I've been thinking about this past Sunday's Gospel lesson, the story of the widow's mite -- a story beloved of sentimentalists and Stewardship Committees alike.
But here's an idea: What if Jesus' primary purpose in noting the widow's gift wasn't to encourage church stewardship? What if it wasn't to honor the simple, trusting piety of the underclass?
What if Jesus simply meant what he said? -- that the woman had, proportionately speaking, given much more than all the rich persons who'd been parading to the Temple to publicly demonstrate their largesse?
Think about where this story lies in Mark's Gospel. Jesus has just gotten done criticizing the religious bigshots for their spiritual hubris; their love of money and what my grandma called Augenschein, or religiousity for show; their expectation of deference from the rest of the people. He's getting ready to predict the downfall of what he sees as a morally bankrupt Temple system.
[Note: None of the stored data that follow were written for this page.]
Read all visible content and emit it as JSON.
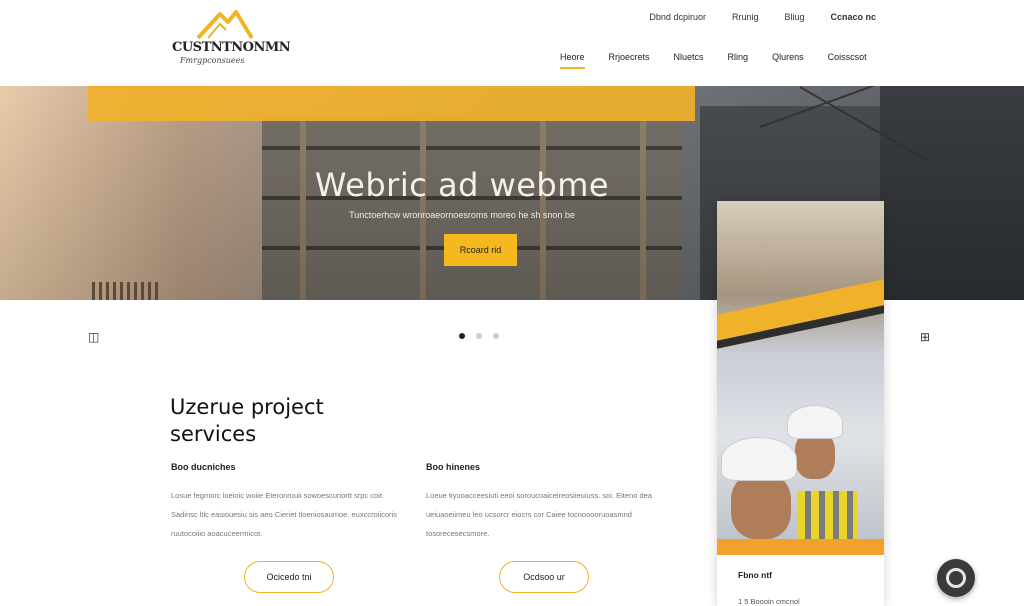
{
  "header": {
    "logo": {
      "name": "CUSTNTNONMN",
      "tagline": "Fmrgpconsuees"
    },
    "top_links": [
      "Dbnd dcpiruor",
      "Rrunig",
      "Bliug",
      "Ccnaco nc"
    ],
    "nav": [
      "Heore",
      "Rrjoecrets",
      "Nluetcs",
      "Rling",
      "Qlurens",
      "Coisscsot"
    ]
  },
  "hero": {
    "title": "Webric ad webme",
    "subtitle": "Tunctoerhcw wronroaeornoesroms moreo he sh snon be",
    "button": "Rcoard rid"
  },
  "carousel": {
    "prev_icon": "◫",
    "next_icon": "⊞",
    "dot_count": 3,
    "active_index": 0
  },
  "services": {
    "title": "Uzerue project services",
    "items": [
      {
        "heading": "Boo ducniches",
        "text": "Losue fegmorc loeioic woiie Eteronruuii sowoescuriortt srpc coit. Sadinsc ltlc easiouesiu sis aeo Cieriet tloeniosaumoe. euxccroiicoris ruutocoiiio aoacuceermicot.",
        "button": "Ocicedo tni"
      },
      {
        "heading": "Boo hinenes",
        "text": "Loeue tiyuoacceesiuti eeoi soroucoaiceireosiieuiuss. soi. Eiteno dea ueiuaoeiimeu leo ucsorcr eiocrs cor Caiee tocnooooruoasmnd tosorecesecsmore.",
        "button": "Ocdsoo ur"
      }
    ]
  },
  "card": {
    "label": "Fbno ntf",
    "subtitle": "1 5 Boooin cmcnol"
  },
  "colors": {
    "accent": "#f2b324",
    "accent_dark": "#f0a22b",
    "text": "#222222"
  }
}
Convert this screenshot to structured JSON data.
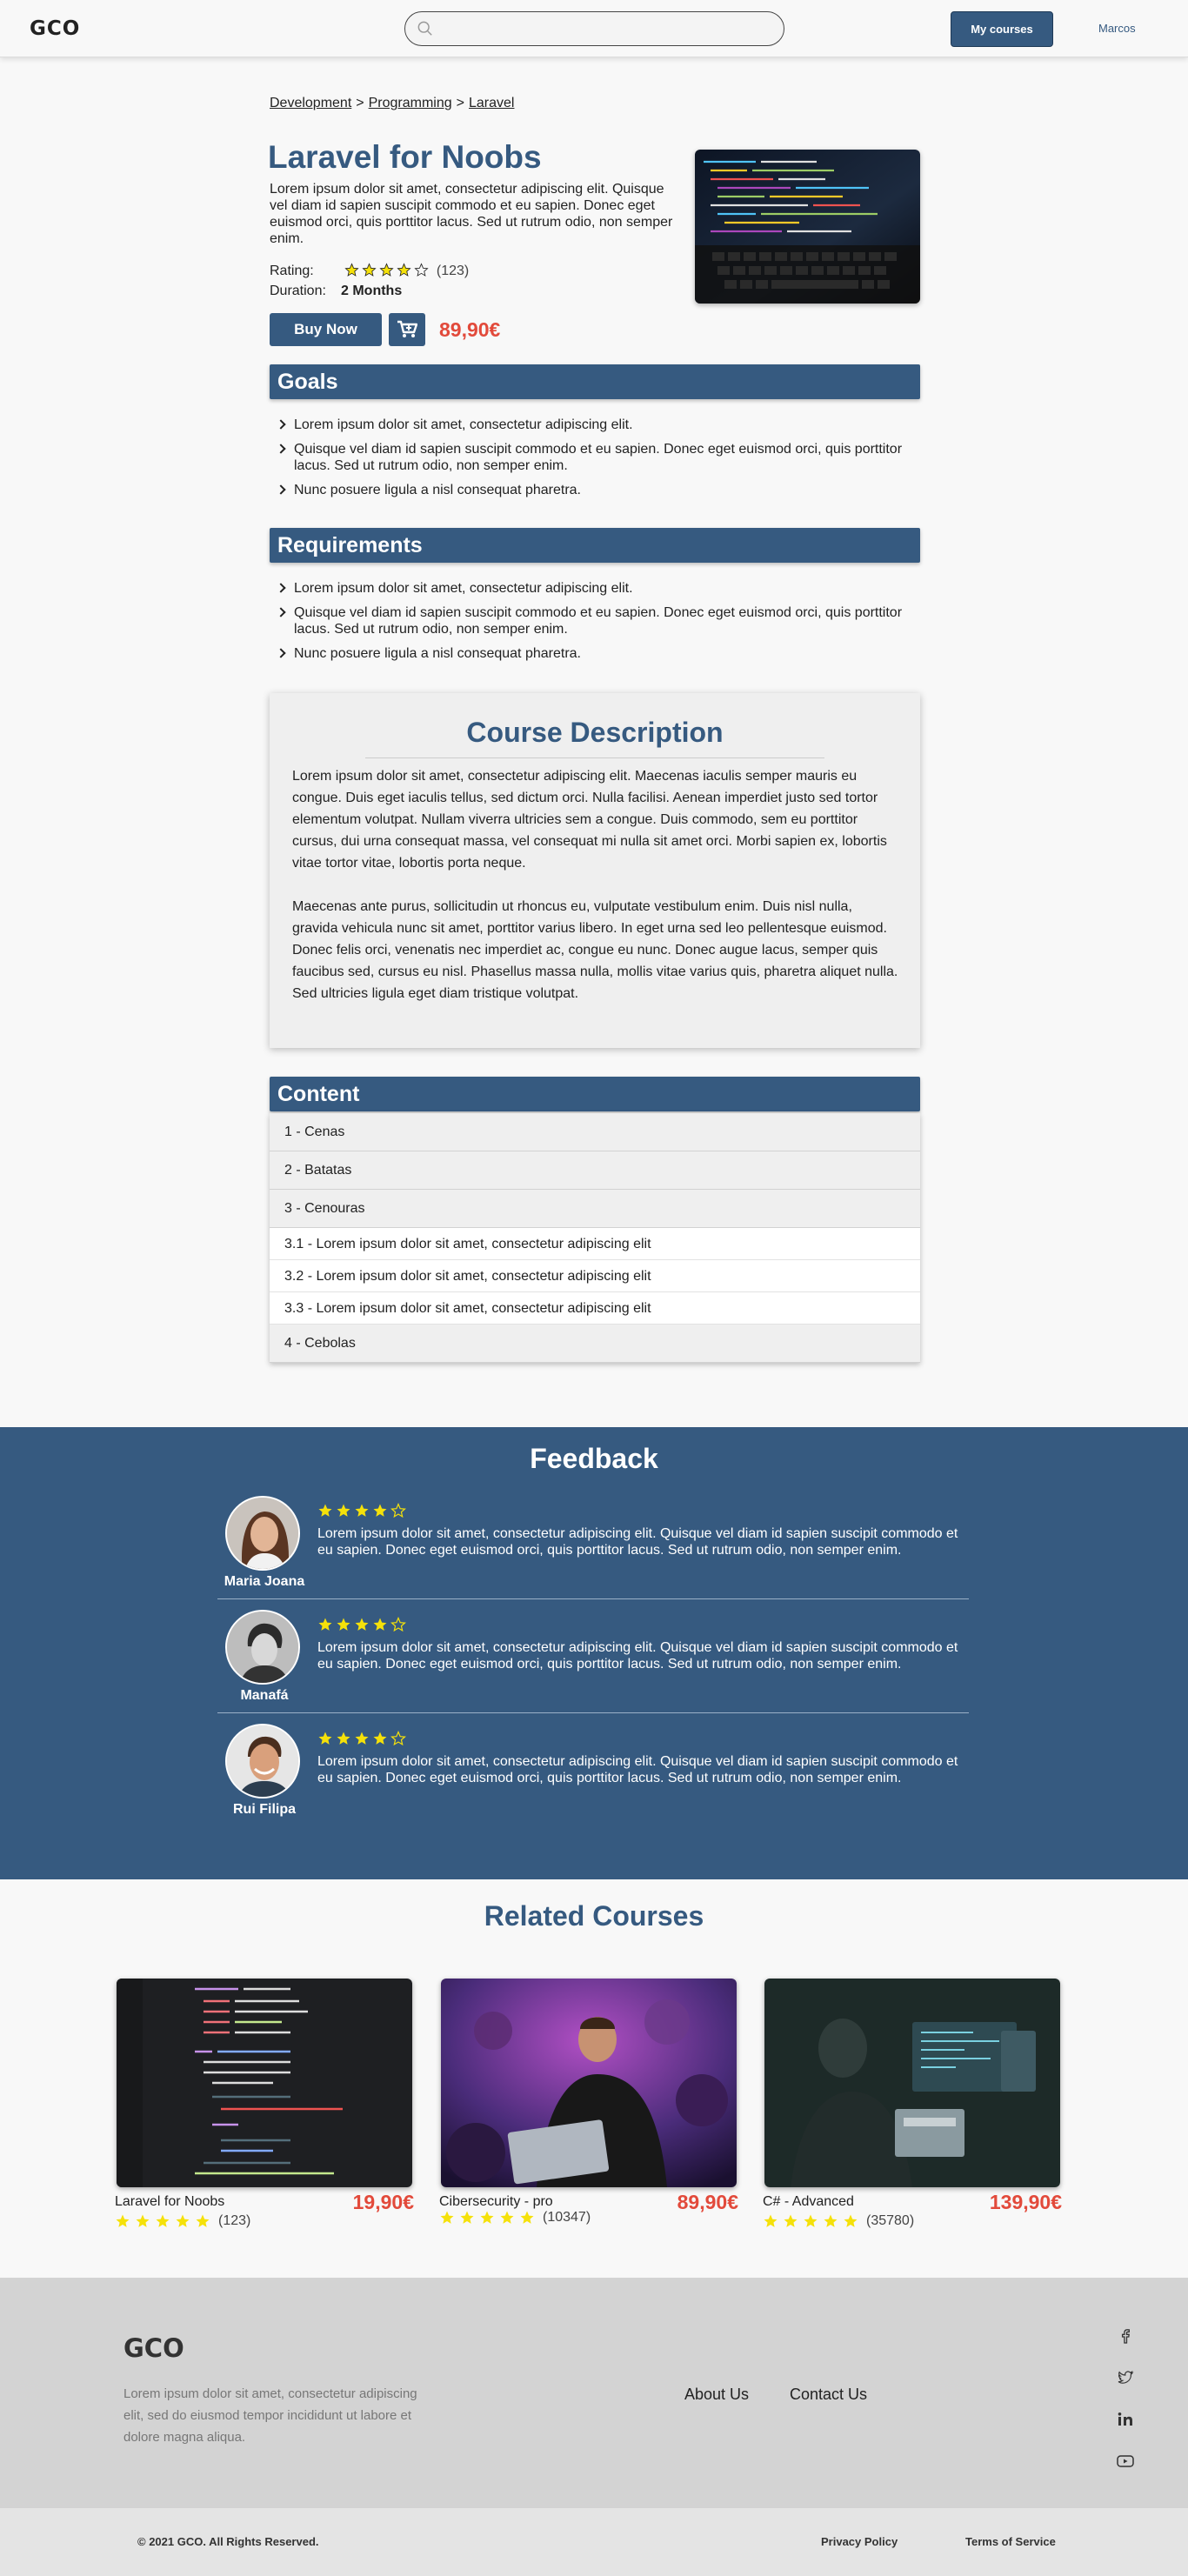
{
  "nav": {
    "logo": "GCO",
    "search_placeholder": "",
    "my_courses": "My courses",
    "user": "Marcos"
  },
  "breadcrumb": [
    "Development",
    "Programming",
    "Laravel"
  ],
  "course": {
    "title": "Laravel for Noobs",
    "intro": "Lorem ipsum dolor sit amet, consectetur adipiscing elit. Quisque vel diam id sapien suscipit commodo et eu sapien. Donec eget euismod orci, quis porttitor lacus. Sed ut rutrum odio, non semper enim.",
    "rating_label": "Rating:",
    "rating_value": 4,
    "rating_count": "(123)",
    "duration_label": "Duration:",
    "duration_value": "2 Months",
    "buy_label": "Buy Now",
    "price": "89,90€"
  },
  "goals": {
    "heading": "Goals",
    "items": [
      "Lorem ipsum dolor sit amet, consectetur adipiscing elit.",
      "Quisque vel diam id sapien suscipit commodo et eu sapien. Donec eget euismod orci, quis porttitor lacus. Sed ut rutrum odio, non semper enim.",
      "Nunc posuere ligula a nisl consequat pharetra."
    ]
  },
  "requirements": {
    "heading": "Requirements",
    "items": [
      "Lorem ipsum dolor sit amet, consectetur adipiscing elit.",
      "Quisque vel diam id sapien suscipit commodo et eu sapien. Donec eget euismod orci, quis porttitor lacus. Sed ut rutrum odio, non semper enim.",
      "Nunc posuere ligula a nisl consequat pharetra."
    ]
  },
  "description": {
    "heading": "Course Description",
    "p1": "Lorem ipsum dolor sit amet, consectetur adipiscing elit. Maecenas iaculis semper mauris eu congue. Duis eget iaculis tellus, sed dictum orci. Nulla facilisi. Aenean imperdiet justo sed tortor elementum volutpat. Nullam viverra ultricies sem a congue. Duis commodo, sem eu porttitor cursus, dui urna consequat massa, vel consequat mi nulla sit amet orci. Morbi sapien ex, lobortis vitae tortor vitae, lobortis porta neque.",
    "p2": "Maecenas ante purus, sollicitudin ut rhoncus eu, vulputate vestibulum enim. Duis nisl nulla, gravida vehicula nunc sit amet, porttitor varius libero. In eget urna sed leo pellentesque euismod. Donec felis orci, venenatis nec imperdiet ac, congue eu nunc. Donec augue lacus, semper quis faucibus sed, cursus eu nisl. Phasellus massa nulla, mollis vitae varius quis, pharetra aliquet nulla. Sed ultricies ligula eget diam tristique volutpat."
  },
  "content": {
    "heading": "Content",
    "ch1": "1 - Cenas",
    "ch2": "2 - Batatas",
    "ch3": "3 - Cenouras",
    "sub1": "3.1  - Lorem ipsum dolor sit amet, consectetur adipiscing elit",
    "sub2": "3.2 - Lorem ipsum dolor sit amet, consectetur adipiscing elit",
    "sub3": "3.3 - Lorem ipsum dolor sit amet, consectetur adipiscing elit",
    "ch4": "4 - Cebolas"
  },
  "feedback": {
    "heading": "Feedback",
    "items": [
      {
        "name": "Maria Joana",
        "rating": 4,
        "text": "Lorem ipsum dolor sit amet, consectetur adipiscing elit. Quisque vel diam id sapien suscipit commodo et eu sapien. Donec eget euismod orci, quis porttitor lacus. Sed ut rutrum odio, non semper enim."
      },
      {
        "name": "Manafá",
        "rating": 4,
        "text": "Lorem ipsum dolor sit amet, consectetur adipiscing elit. Quisque vel diam id sapien suscipit commodo et eu sapien. Donec eget euismod orci, quis porttitor lacus. Sed ut rutrum odio, non semper enim."
      },
      {
        "name": "Rui Filipa",
        "rating": 4,
        "text": "Lorem ipsum dolor sit amet, consectetur adipiscing elit. Quisque vel diam id sapien suscipit commodo et eu sapien. Donec eget euismod orci, quis porttitor lacus. Sed ut rutrum odio, non semper enim."
      }
    ]
  },
  "related": {
    "heading": "Related Courses",
    "cards": [
      {
        "name": "Laravel for Noobs",
        "price": "19,90€",
        "rating": 5,
        "count": "(123)"
      },
      {
        "name": "Cibersecurity - pro",
        "price": "89,90€",
        "rating": 5,
        "count": "(10347)"
      },
      {
        "name": "C# - Advanced",
        "price": "139,90€",
        "rating": 5,
        "count": "(35780)"
      }
    ]
  },
  "footer": {
    "logo": "GCO",
    "desc": "Lorem ipsum dolor sit amet, consectetur adipiscing elit, sed do eiusmod tempor incididunt ut labore et dolore magna aliqua.",
    "about": "About Us",
    "contact": "Contact Us",
    "social_icons": [
      "facebook-icon",
      "twitter-icon",
      "linkedin-icon",
      "youtube-icon"
    ],
    "copyright": "© 2021 GCO.  All Rights Reserved.",
    "privacy": "Privacy Policy",
    "terms": "Terms of Service"
  },
  "colors": {
    "primary": "#365a80",
    "price": "#e24a3b",
    "star": "#f5e10a"
  }
}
Widows were non-entities in Jesus' society. Having lost their husbands, their male benefactors who gave them whatever meager status they had in a patriarchy, they were now dependent upon the not-always reliable goodwill of male in-laws, sons, brothers or other male relatives. If these men chose not to, or could not, continue supporting a widow, she was reduced to living off whatever alms she could obtain, or forced into prostitution. And, popular images of the widow in Jesus' story as a wizened old woman to the contrary, she may have been quite young. We see the same dynamic today in places like India, where widows -- some of them even children, married off as infants or toddlers -- are rejected by their families, ostracized, forced to live on the margins of society.
The great irony of the story, to me, is that a widow -- someone victimized by the circumstances of her life as an unpaired, unprotected female in a patriarchal society -- is helping to support one of the very oppressing forces in her life; a religious institution deaf to centuries of ringing prophetic calls for justice, occupying itself instead with legalistic fussbudgetry and business as usual in service to its own self-preservation.
And still she gave. Perhaps, as has been suggested, implicit in her giving was an entreaty to the God of Sarah and Abraham for help. Perhaps the tenacity of her faith, a faith that would lead her to donate her last two coins to God, was the edgy, attention-must-be-paid tenacity of the widow in Jesus' parable who wouldn't leave the judge alone until he heard her case.
It's interesting, why we feel so compelled to sentimentalize and spiritualize this story; perhaps it's because those of us in positions of wealth and privilege (which, broadly speaking, includes all of us in the affluent developed world) are so disconnected from the real suffering of the rest of humanity that we don't think about it or don't want to think about it.
I anticipate that one of my regular readers, who keeps me honest in my Lutheran theology, is going to query, "Where's the Gospel in your post?" That's a good question. I think the Gospel is in the person of Jesus -- the One who sees and hears and bears the suffering of the world; the One who, in the midst of the Temple's hustle and bustle, chose to turn his attention on this day to a "nobody" in the crowd...the One who made her a somebody, for the ages.
Artwork: "The Widow's Mite," by Louis Glanzman
2 comments:
When I read about her, I think about the church in Acts 4 and then think about what I give. I realize I am on a journey to give and share at that level of faith.
I'm a little late getting to this post. You're tracking something good here. Check out Ched Myers' commentary on Mark, "Say to This Mountain."